Many of the financial sector experts were under the impression that in May the SBP would increase the policy rate. This mindset was evident in PIB auction and SBP stance demonstrated though rejection of all the bids. However, one completely fails to understand the logic behind 25 basis point reduction. If the PML-N government is serious in boosting GDP growth rate, it has to reduce the policy rate minimum by 100 basis points.

It is pertinent to note that SBP last cut the rates by 50bps in September 2015 and since then it has been maintaining status quo in subsequent announcement. SBP forecasts headline inflation (CPI) to remain within targets for the CY16 and going into CY17 to gain upward momentum. However, missed GDP growth target of 5.5% remained major concern and rate cut is expected to help spur growth.

Even though the inflation has been on the rise for past 7 months, SBP expected the outlook to remain low for CY16. However, with rising oil and commodities prices and expected imposition of certain tax measures by the Government in upcoming budget the SBP forecast the inflation to gain upward momentum in CY17.

Large Scale manufacturing (LSM), mainly supported by construction and consumer durables, automobiles, fertilizers, and cement production, grew 4.7% in the July-March CY16 compared to 2.8% a year ago.

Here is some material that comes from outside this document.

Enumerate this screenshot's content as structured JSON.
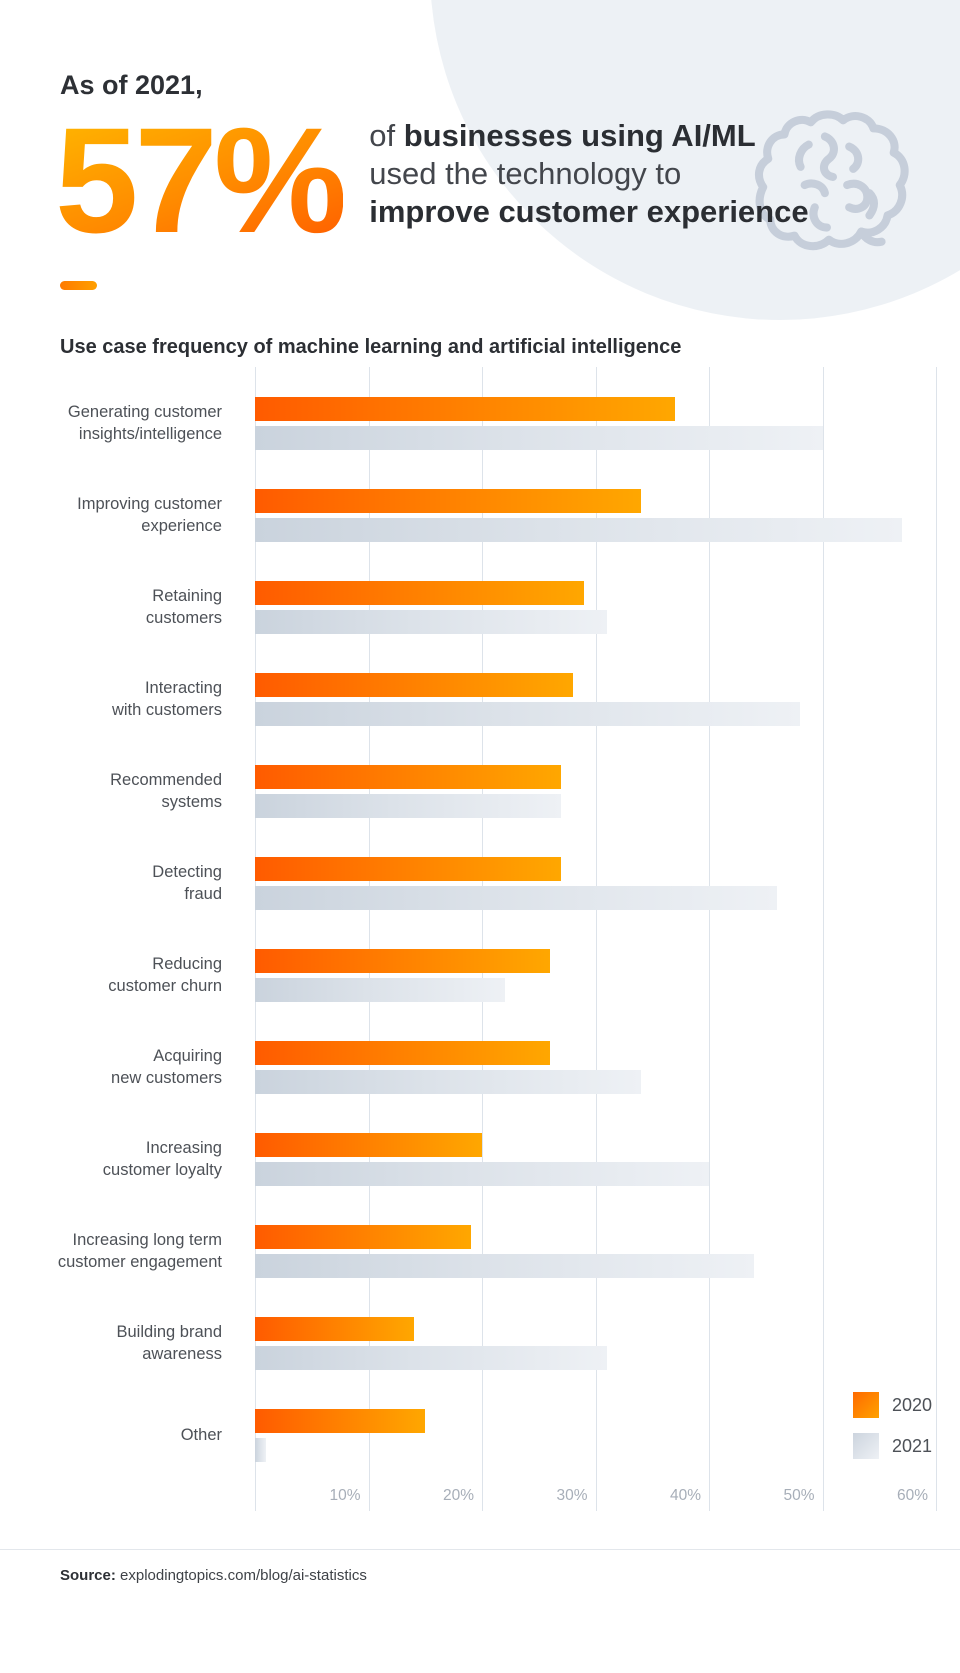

The growth is expected to gain further on the back of improved electricity and security situation, according to SBP.

SBP also noted stability in balance of payments and upward trajectory in foreign exchange reserves on account of healthy workers’ remittances and lower international oil prices to keep the situation within manageable levels. Furthermore, SBP remained optimistic on external front, likely on account of continued workers’ remittances and bilateral inflows owing to various projects under CPEC.

Equity markets in general would perceive 25bps cut optimistic as it inflates the valuation especially for highly leveraged companies and sectors. Analysts maintain their likeness for cement, fertilizer, textile and other manufacturing base sectors which would remain in limelight going forward. Margins for banking sector are likely to shrink further thus putting banks under pressure. However, their profitability is likely to remain intact due to revaluation gains in PIB’s portfolio.

Some market analysts see room for further reduction of rates, to spur growth. However, many expect SBP to keep rates on hold in near future, owing to rising inflation. A marginal upward move in inflation figures in upcoming months would be in line with SBP estimates. However if those numbers inflate somehow, SBP will have to revisit its rates policy sooner than later.